Zamili, who is a leading member of the Sadr movement of cleric Moqtada al-Sadr, noted that the violations by Ankara and Tehran had increased in recent weeks.


He made his remarks at a meeting at parliament aimed at addressing the repeated Turkish and Iranian attacks. The meeting was attended by Foreign Minister Fuad Hussein and head of the Sadrist parliamentary bloc Hassan al-Athari.


Athari said the violations pose a threat to Iraq and undermine its diplomacy.


Addressing Hussein, he asked what Iraq was doing to address the violations.


He also wondered whether there was any credibility to reports that spoke of an agreement between Iraq and Turkey that allows Turkish forces to enter 30 kilometers deep into Iraqi territory.


George Szamuely Tweets:

Hmmm, this is odd. Turkey, a NATO member-state, has launched an invasion of Iraq. Not one word yet from NATO and EU representatives, voices still hoarse from two months of screaming at Russia.


Iraqi politicians are calling out Turkey for its latest assault on Iraq.  Turkey is dropping bombs on the Kurdistan and has sent ground troops in as well.  Though western outlets like to pretend they're fair, they tend to ignore the number of civilians the Turkish military is killing, wounding and terrorizing.  RUDAW reports:



A Christian family from a Duhok village has decided to migrate to Australia due to ongoing clashes between Turkish army and the Kurdistan Workers’ Party (PKK) at home. 

Amirnisan Gorgis is from the Christian village of Sharansh in Duhok’s Zakho city. He and his family have fled their village due to Turkish bombardment four years ago. They live in a rental house in the Bersiv region in the same province. He told Rudaw’s Yusuf Musa on Tuesday that he plans to migrate to Australia in July when the current academic year ends. 

“I have turned 62 and I have built several houses but have been displaced five times.
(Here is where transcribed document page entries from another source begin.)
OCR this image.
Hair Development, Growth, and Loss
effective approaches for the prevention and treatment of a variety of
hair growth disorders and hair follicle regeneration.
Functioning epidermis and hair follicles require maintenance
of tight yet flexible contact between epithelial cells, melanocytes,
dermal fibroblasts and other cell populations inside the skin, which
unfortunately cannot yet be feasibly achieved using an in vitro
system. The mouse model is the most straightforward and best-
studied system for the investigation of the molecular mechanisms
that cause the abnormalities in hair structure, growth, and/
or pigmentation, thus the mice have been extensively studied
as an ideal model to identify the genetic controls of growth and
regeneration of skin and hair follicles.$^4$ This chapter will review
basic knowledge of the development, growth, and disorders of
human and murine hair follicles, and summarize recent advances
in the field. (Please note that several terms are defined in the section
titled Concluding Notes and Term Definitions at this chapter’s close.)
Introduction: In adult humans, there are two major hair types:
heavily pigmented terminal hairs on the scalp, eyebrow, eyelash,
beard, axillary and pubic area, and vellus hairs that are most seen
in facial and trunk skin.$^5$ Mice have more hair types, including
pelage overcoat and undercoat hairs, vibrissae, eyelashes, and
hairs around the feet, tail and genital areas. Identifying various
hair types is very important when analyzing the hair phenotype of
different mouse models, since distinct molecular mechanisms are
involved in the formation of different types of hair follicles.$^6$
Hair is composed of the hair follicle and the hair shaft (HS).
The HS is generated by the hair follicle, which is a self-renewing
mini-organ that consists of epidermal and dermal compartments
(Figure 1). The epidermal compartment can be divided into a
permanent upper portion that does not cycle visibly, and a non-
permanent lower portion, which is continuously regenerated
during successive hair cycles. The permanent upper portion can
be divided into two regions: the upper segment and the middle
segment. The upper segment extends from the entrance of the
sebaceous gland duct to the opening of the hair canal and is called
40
I have spent most of my age in displacement,” he said, adding that he wants to join his son in Australia. 

Turkey has intensified its military activities in Zakho in the last few years, leading to the displacement of a large number of people. 

Out of 20 Christian villages in Zakho, nine have been evacuated, according to local authorities. 



Iraqi politicians such as Nouri al-Maliki, Iraq's president Barham Saleh and others have called out Turkey's actions.  More voices are joining the condemnation of Turkey.  ANHA reports:


​​​​​​​Today, the presidency of the Iraqi parliament condemned the Turkish occupation military attacks in Başûr Kurdistan, stressing that they constitute a "clear violation of Iraq's security and stability."

The office of Shakhwan Abdullah, the second parliamentarian, stated that "the latter attended the meeting of the Presidency of the House of Representatives with Foreign Minister Fouad Hussein and the advanced cadre of the ministry, which was held today in the Constitutional Hall and in the presence of heads of blocs and parliamentary committees and a number of deputies."


IRAN INTERNATIONAL explains, "Last Monday, Turkey carried out air and land operations -- dubbed Operation Claw Lock – against Kurdish militants in northern Iraq that targeted camps and ammunition stores."  And MEHR NEWS AGENCY notes, "News sources reported that at least six rockets were fired at 'Zelika' base, east of Mosul.  Turkey has long been violating the territorial integrity of northern Iraq by claiming to oppose the PKK."  The Nineveh Province base isn't the only Turkish military base in Iraq.  This base and the others are illegal and should be closed by the Turkish government immediately.  They are in violation of Iraq's national sovereignty and their established upon non-Turkish land can be seen as an act of war.